Neu

Alex Hubbard

02 May - 28 Jun 2014

© Alex Hubbard
300 South Mission Road, 2014
video, 4:08 min
ALEX HUBBARD
2 May - 28 June 2014

The jelly is apparently rising behind me. I could sit here and wait for it to cover me or move on, I don't know. Now that I have a few feelings to consider, and attitudes, decisions are more difficult. I suppose I'll step wherever I see a dry spot. Whenever The Jelly nips at my heels, I'll take a forward step. I'll get along.

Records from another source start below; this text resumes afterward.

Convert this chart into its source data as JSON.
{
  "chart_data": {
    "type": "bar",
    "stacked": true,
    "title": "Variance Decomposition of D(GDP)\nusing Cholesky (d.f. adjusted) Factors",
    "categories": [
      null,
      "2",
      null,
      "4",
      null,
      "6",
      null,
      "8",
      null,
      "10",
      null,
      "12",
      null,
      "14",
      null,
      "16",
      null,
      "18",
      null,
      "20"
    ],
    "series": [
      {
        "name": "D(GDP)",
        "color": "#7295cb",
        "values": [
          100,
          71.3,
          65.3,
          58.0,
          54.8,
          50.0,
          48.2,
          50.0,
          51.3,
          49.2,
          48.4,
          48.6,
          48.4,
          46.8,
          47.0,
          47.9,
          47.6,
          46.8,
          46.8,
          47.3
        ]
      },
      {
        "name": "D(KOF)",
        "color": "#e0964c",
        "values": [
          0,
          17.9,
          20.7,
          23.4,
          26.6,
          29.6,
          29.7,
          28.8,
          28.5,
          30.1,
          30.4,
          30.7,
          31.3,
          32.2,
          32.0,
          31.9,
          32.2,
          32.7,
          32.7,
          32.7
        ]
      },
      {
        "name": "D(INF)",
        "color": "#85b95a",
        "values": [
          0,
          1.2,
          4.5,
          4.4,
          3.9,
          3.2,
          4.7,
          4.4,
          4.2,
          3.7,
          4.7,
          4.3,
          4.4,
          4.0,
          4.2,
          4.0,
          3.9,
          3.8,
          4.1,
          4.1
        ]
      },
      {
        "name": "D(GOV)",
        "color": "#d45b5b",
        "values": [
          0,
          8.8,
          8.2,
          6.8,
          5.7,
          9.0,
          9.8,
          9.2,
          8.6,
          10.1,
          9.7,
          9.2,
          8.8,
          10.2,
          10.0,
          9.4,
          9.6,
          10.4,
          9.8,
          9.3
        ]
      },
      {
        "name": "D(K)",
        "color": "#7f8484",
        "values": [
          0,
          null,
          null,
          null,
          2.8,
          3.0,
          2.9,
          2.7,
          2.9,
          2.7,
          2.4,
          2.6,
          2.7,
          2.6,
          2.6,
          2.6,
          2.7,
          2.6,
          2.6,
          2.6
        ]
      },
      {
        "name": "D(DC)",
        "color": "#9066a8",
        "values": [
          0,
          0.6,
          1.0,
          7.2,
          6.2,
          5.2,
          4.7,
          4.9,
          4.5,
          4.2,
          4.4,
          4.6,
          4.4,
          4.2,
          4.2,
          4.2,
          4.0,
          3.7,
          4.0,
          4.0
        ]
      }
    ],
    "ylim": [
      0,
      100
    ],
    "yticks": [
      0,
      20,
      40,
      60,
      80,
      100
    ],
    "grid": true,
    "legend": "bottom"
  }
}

For his first solo show at Galerie Neu, Alex Hubbard presents a new video work and seven urethane sculptures. Hubbard engages with the combination of painting and video, questioning how the gap between gesture and effect can be overcome or exploited. Alex Hubbard often employs everyday objects, as for example in his video works where he playfully arranges and demolishes them, or in his so called Bent Paintings where they are casted in urethane and are arranged all over the canvas.
Hereby he pursues an artistic strategy that transcends divisions among the media. The gesture of arranging and destroying is revealed as a means of production and staged at the same time in a performative, improvised aesthetic, whereby the construction and reception of the picture is constantly explored anew.

Across two rooms, sculptures of urethane are distributed, each called Studio, depicting cast toolboxes. Arranged on MDF pedestals or placed on thin metal feet, in the transparency of the material they lose their model quality and form an abstract hollow body. Fast drying and volatile materials like urethane, resin, and fiberglass require an improvised and quick way of working, which reveals parallels to Hubbard’s video works, for which an incalculable performative element is always present.

Hubbard’s new video work 300 South Mission Road refers to the area of Downtown LA marked by large industrial complexeswere the artist’s studio is located. The artist stages himself in his studio, wearing a wig and a fake belly, while at the start he appears painting in a box, he then towards the end violently frees himself from it. In other shots, cardboard models of the industrial building arise. Arranged in rows on the floor, these models made of pizza boxes are treated with other materials, illuminated with various lights, and shot both from close up and from a bird’s eye perspective. Various sound collages and voices from Spanish and English local radio stations accompany the images. The sequences in 300 South Mission Road alternate with interior and exterior shots of the studio, with the artist as a fictional figure and with the models and materials that point to the means of production behind artworks and exhibitions. While the work can almost be understood as an allegory of art production, it also explores the relationship between artist and studio space.